Мать помолчала, прислушиваясь к шуму ветра, потом вздохнула и сказала печально:
— Это, дочь, нехорошее. Скоро ты будешь жить своей семьёй, своим чумом. Никогда в жизни не вставай и не ищи то, что сейчас скрипит.
— Почему?
— Нельзя. Харбцо недобрый, хотя и мудрый. Он живёт на земле давно, чтобы отнимать у людей рассудок. Слышишь, как скрипит, будто песню поёт. Это он заманивает, обмануть хочет... Старые люди рассказывают: один человек жил с семьёй, охотничал. Пришёл однажды домой усталый и злой; даже зайца не принёс, а мяса в чуме нет. Ночью слышит, скрипит что-то, как у нас сейчас, будто зовёт на разговор. Человек долго слушал, уснуть не мог, потом разозлился, схватил свой острый топор и начал рубить землю и шесты в том углу, где скрипело. Всё затихло, и он лёг. Уже засыпать начал, вдруг снова слышит: в другом углу заскрипело, да ещё сильней, чем прежде. Он давай там рубить. Потом — по всему чуму. Утром оказалось, что человек тот зарубил жену и детей. Это Харбцо отнял у него ум. Его надо бояться, Едэйне. Ты слышишь? — Совсем не об этом хотела рассказать мать дочери — не о Харбцо, а том, как тяжело ей будет на первых порах в чужом стойбище. Но не решилась — зачем? Сама увидит...
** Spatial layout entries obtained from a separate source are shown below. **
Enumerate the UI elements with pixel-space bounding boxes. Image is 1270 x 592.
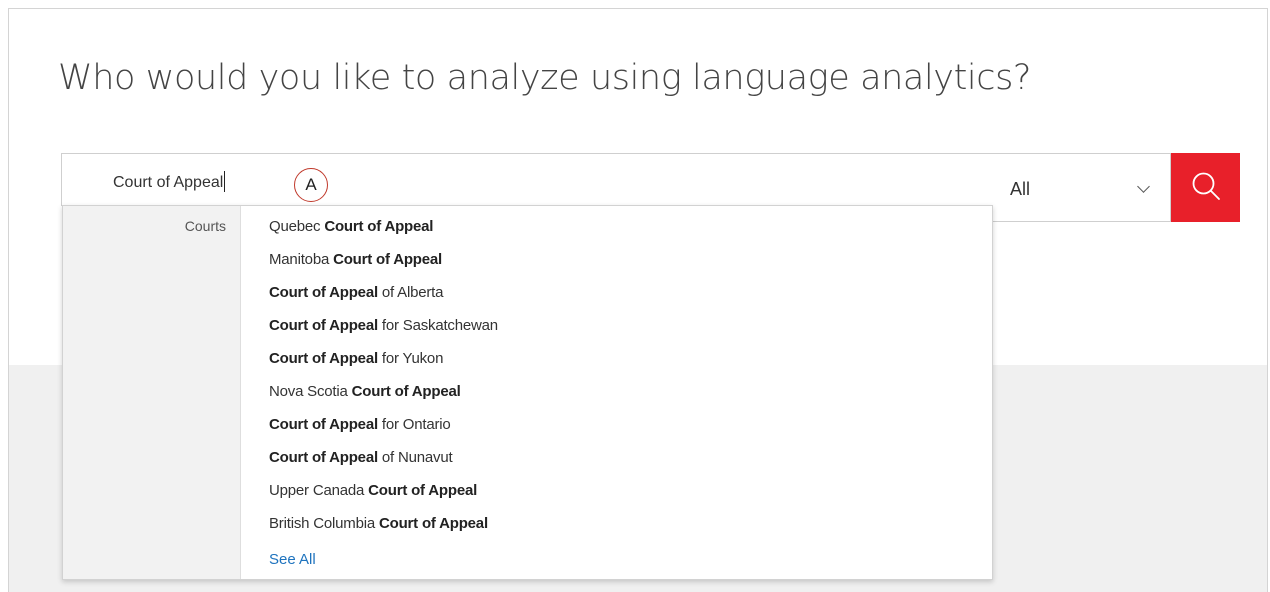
see-all-link[interactable]: See All bbox=[269, 551, 316, 568]
suggestion-item[interactable]: Quebec Court of Appeal bbox=[269, 210, 498, 243]
suggestion-text: British Columbia bbox=[269, 515, 379, 532]
suggestion-text: Upper Canada bbox=[269, 482, 369, 499]
annotation-marker: A bbox=[294, 168, 328, 202]
scope-select-value: All bbox=[1010, 179, 1031, 199]
suggestion-item[interactable]: Upper Canada Court of Appeal bbox=[269, 474, 498, 507]
suggestion-match: Court of Appeal bbox=[333, 251, 443, 268]
chevron-down-icon bbox=[1137, 180, 1150, 193]
suggestion-match: Court of Appeal bbox=[378, 515, 488, 532]
page-title: Who would you like to analyze using lang… bbox=[58, 58, 1032, 98]
search-input-value[interactable]: Court of Appeal bbox=[113, 171, 226, 192]
suggestion-item[interactable]: Nova Scotia Court of Appeal bbox=[269, 375, 498, 408]
suggestion-match: Court of Appeal bbox=[269, 449, 378, 466]
suggestion-text: Quebec bbox=[269, 218, 325, 235]
scope-select[interactable]: All bbox=[993, 153, 1171, 222]
suggestion-text: of Nunavut bbox=[377, 449, 453, 466]
text-caret bbox=[224, 171, 226, 192]
suggestion-match: Court of Appeal bbox=[269, 416, 378, 433]
search-button[interactable] bbox=[1171, 153, 1240, 222]
search-input[interactable]: Court of Appeal bbox=[61, 153, 994, 206]
suggestion-match: Court of Appeal bbox=[269, 350, 378, 367]
suggestion-item[interactable]: Court of Appeal of Nunavut bbox=[269, 441, 498, 474]
autocomplete-dropdown: Courts Quebec Court of Appeal Manitoba Co… bbox=[62, 205, 993, 580]
dropdown-category-column: Courts bbox=[63, 206, 241, 579]
suggestion-text: for Ontario bbox=[377, 416, 451, 433]
suggestion-item[interactable]: Manitoba Court of Appeal bbox=[269, 243, 498, 276]
suggestion-match: Court of Appeal bbox=[269, 284, 378, 301]
suggestion-match: Court of Appeal bbox=[368, 482, 478, 499]
suggestion-text: Manitoba bbox=[269, 251, 334, 268]
suggestion-match: Court of Appeal bbox=[324, 218, 434, 235]
suggestion-text: Nova Scotia bbox=[269, 383, 352, 400]
suggestion-item[interactable]: British Columbia Court of Appeal bbox=[269, 507, 498, 540]
suggestion-list: Quebec Court of Appeal Manitoba Court of … bbox=[269, 206, 498, 540]
search-icon bbox=[1192, 172, 1220, 200]
suggestion-text: for Yukon bbox=[377, 350, 444, 367]
category-label: Courts bbox=[184, 218, 226, 234]
suggestion-text: for Saskatchewan bbox=[377, 317, 498, 334]
suggestion-item[interactable]: Court of Appeal for Ontario bbox=[269, 408, 498, 441]
suggestion-item[interactable]: Court of Appeal for Yukon bbox=[269, 342, 498, 375]
suggestion-match: Court of Appeal bbox=[269, 317, 378, 334]
suggestion-item[interactable]: Court of Appeal of Alberta bbox=[269, 276, 498, 309]
suggestion-item[interactable]: Court of Appeal for Saskatchewan bbox=[269, 309, 498, 342]
suggestion-text: of Alberta bbox=[377, 284, 444, 301]
suggestion-match: Court of Appeal bbox=[351, 383, 461, 400]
— Ты слышишь? — повторила тихо.
— Слышу, мама.
Едэйне вздохнула. Ей подумалось, что, когда она покинет родной чум, Харбцо придёт к матери и возьмёт её рассудок. Уткнувшись носом в тёплую шерсть ягушки, Едэйне закрыла уши ладонями, чтобы не слышать скрипа, который раздавался теперь в другой половине чума.
Утром отец не вернулся. Не пришёл он и к вечеру. Мать не суетилась, не выходила встречать. Она сидела в своём углу и штопала ягушку. Пальцы её двигались быстрей, чем обычно, но жилка ложилась ровным гладким швом. На вопрос дочери, почему так долго нет отца, спокойно ответила:
— Придёт... Как же мы без него?
Вечером сварили не юрик, а немного мяса, тоже высушенного на солнце. Съели по небольшому кусочку, а остальное мать опустила в кожаный мешочек и положила его между полозьев священной нарты. Она задабривала идолов, чтобы те помогли отцу, если ему трудно, защитили, если грозит беда.
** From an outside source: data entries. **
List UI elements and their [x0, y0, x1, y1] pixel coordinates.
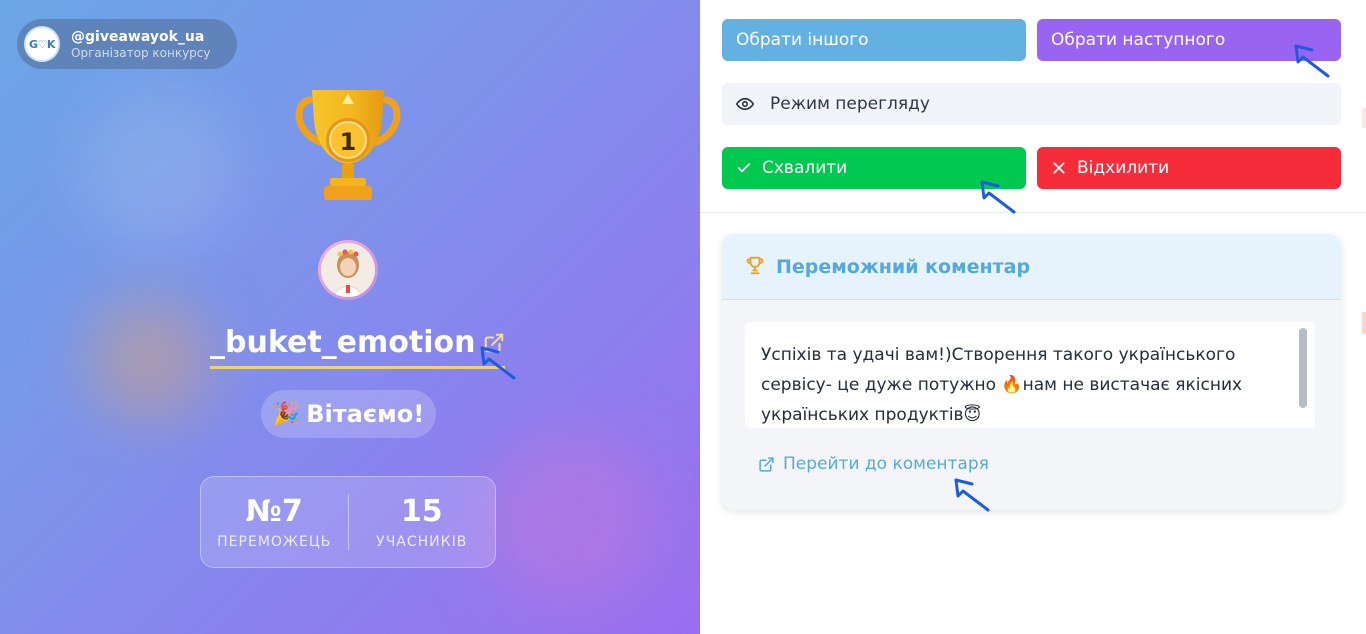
trophy-place: 1: [340, 128, 357, 156]
scrollbar[interactable]: [1299, 328, 1307, 408]
eye-icon: [736, 95, 754, 113]
party-popper-icon: 🎉: [272, 401, 301, 427]
stat-winner-value: №7: [245, 494, 303, 529]
organizer-role: Організатор конкурсу: [71, 45, 211, 60]
background-blob: [90, 300, 210, 420]
go-to-comment-link[interactable]: Перейти до коментаря: [758, 454, 989, 474]
comment-text-box[interactable]: Успіхів та удачі вам!)Створення такого у…: [745, 322, 1315, 428]
avatar-image: [321, 243, 375, 297]
reject-label: Відхилити: [1077, 158, 1170, 178]
congrats-badge: 🎉 Вітаємо!: [261, 390, 436, 438]
cursor-arrow-icon: [980, 180, 1016, 214]
trophy-icon: [744, 254, 766, 280]
choose-other-label: Обрати іншого: [736, 30, 869, 50]
winning-comment-card: Переможний коментар Успіхів та удачі вам…: [722, 234, 1341, 510]
background-blob: [80, 90, 240, 250]
background-blob: [480, 430, 660, 610]
stat-participants-value: 15: [400, 494, 443, 529]
cursor-arrow-icon: [954, 478, 990, 512]
stat-winner-label: ПЕРЕМОЖЕЦЬ: [217, 534, 332, 550]
view-mode-label: Режим перегляду: [770, 94, 930, 114]
edge-fragment: [1362, 312, 1366, 334]
winner-panel: G♡K @giveawayok_ua Організатор конкурсу …: [0, 0, 700, 634]
stat-winner-number: №7 ПЕРЕМОЖЕЦЬ: [201, 494, 348, 550]
edge-fragment: [1362, 108, 1366, 128]
cursor-arrow-icon: [1294, 44, 1330, 78]
avatar[interactable]: [318, 240, 378, 300]
comment-text: Успіхів та удачі вам!)Створення такого у…: [761, 345, 1243, 425]
card-header: Переможний коментар: [722, 234, 1341, 300]
organizer-badge[interactable]: G♡K @giveawayok_ua Організатор конкурсу: [17, 19, 237, 69]
card-title: Переможний коментар: [776, 255, 1031, 278]
external-link-icon: [758, 456, 775, 473]
stats-card: №7 ПЕРЕМОЖЕЦЬ 15 УЧАСНИКІВ: [200, 476, 496, 568]
reject-button[interactable]: Відхилити: [1037, 147, 1341, 189]
approve-label: Схвалити: [762, 158, 848, 178]
winner-username-link[interactable]: _buket_emotion: [210, 322, 506, 370]
choose-next-label: Обрати наступного: [1051, 30, 1226, 50]
go-to-comment-label: Перейти до коментаря: [783, 454, 989, 474]
cursor-arrow-icon: [480, 346, 516, 380]
stat-participants-label: УЧАСНИКІВ: [376, 534, 468, 550]
choose-other-button[interactable]: Обрати іншого: [722, 19, 1026, 61]
winner-username: _buket_emotion: [210, 325, 476, 360]
divider: [700, 212, 1366, 213]
organizer-handle: @giveawayok_ua: [71, 28, 205, 45]
stat-participants: 15 УЧАСНИКІВ: [349, 494, 496, 550]
moderation-panel: Обрати іншого Обрати наступного Режим пе…: [700, 0, 1366, 634]
close-icon: [1051, 160, 1067, 176]
organizer-logo: G♡K: [24, 26, 60, 62]
congrats-text: Вітаємо!: [306, 400, 425, 428]
view-mode-button[interactable]: Режим перегляду: [722, 83, 1341, 125]
trophy-icon: 1: [295, 90, 401, 200]
check-icon: [736, 160, 752, 176]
Снова наступила ночь. Чуть буранило. Луна перебегала от туче к туче, иногда надолго пропадала, и в чуме становилось темно. Мать сидела у костра, сжав голову ладонями.
-Ма...
Мать подняла серое, усталое лицо.
— Ты не сиди так, мама. Ложись, поспи.
Та не ответила. Смотрела пристально в костёр: почему огонь никогда не говорит человеческим голосом? Ведь что-то плохое он знал уже вчера; вон сколько у него языков, хотя бы один из них мог сказать словами людей.